NASA's Parker Solar Probe Aims for Sun Orbit by 2018
NASA's Parker Solar Probe, the mission that will bring humanity to the sun, will be sending a spacecraft within 40 million miles of the sun's surface. To be launched in the summer of 2018, the project will be mankind's first trip to a star.
According to a report from NASA, the spacecraft that will be used in the mission has been renamed the Parker Solar Probe in honor of astrophysicist Eugene Parker. Parker is the S. Chandrasekhar Distinguished Service Professor Emeritus, Department of Astronomy and Astrophysics at the University of Chicago.
Parker is known for publishing a breakthrough article on solar wind in 1958, which became a significant step in understanding how stars interact with heavenly objects. This event is the first time NASA has ever named a spacecraft in honor of a living person.

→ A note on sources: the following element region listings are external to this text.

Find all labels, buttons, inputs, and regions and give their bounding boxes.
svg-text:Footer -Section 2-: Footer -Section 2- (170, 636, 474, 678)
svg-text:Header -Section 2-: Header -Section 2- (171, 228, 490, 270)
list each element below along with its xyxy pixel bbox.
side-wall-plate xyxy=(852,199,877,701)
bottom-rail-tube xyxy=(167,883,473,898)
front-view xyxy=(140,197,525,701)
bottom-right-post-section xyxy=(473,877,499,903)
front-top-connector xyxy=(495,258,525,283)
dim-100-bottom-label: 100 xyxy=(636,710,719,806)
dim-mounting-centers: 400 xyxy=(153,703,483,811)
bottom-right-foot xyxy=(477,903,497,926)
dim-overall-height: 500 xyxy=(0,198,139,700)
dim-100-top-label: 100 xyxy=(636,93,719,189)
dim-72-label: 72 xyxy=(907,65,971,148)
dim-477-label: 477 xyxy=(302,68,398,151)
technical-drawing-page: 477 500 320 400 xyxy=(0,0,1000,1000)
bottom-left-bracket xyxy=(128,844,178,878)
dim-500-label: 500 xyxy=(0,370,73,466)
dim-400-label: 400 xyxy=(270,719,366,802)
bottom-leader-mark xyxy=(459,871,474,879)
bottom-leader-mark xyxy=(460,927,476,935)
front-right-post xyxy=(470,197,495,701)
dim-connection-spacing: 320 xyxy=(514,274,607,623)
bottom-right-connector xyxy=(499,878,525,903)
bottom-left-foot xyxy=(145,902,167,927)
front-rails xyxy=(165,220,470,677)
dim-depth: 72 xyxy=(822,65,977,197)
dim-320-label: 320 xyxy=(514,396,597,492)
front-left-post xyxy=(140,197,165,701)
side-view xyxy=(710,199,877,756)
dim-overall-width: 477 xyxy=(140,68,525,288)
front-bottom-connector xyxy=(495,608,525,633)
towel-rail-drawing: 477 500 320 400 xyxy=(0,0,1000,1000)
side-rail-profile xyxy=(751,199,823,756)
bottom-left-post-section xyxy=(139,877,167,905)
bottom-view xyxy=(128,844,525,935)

"Parker Solar Probe is going to answer questions about solar physics that we've puzzled over for more than six decades," Parker Solar Probe project scientist Nicola Fox explained. "It's a spacecraft loaded with technological breakthroughs that will solve many of the largest mysteries about our star, including finding out why the sun's corona is so much hotter than its surface. And we're very proud to be able to carry Gene's name with us on this amazing voyage of discovery."
This probe has been in the works since 2008 and seven times closer to completion than any other mission ever, according to a report from Gizmodo. Targeting the sun's outermost atmosphere or "corona", it's expected to collect valuable data on solar wind and space weather that can affect life on Earth.
"The solar probe is going to a region of space that has never been explored before," Parker said. "It's very exciting that we'll finally get a look. One would like to have some more detailed measurements of what's going on in the solar wind. I'm sure that there will be some surprises. There always are."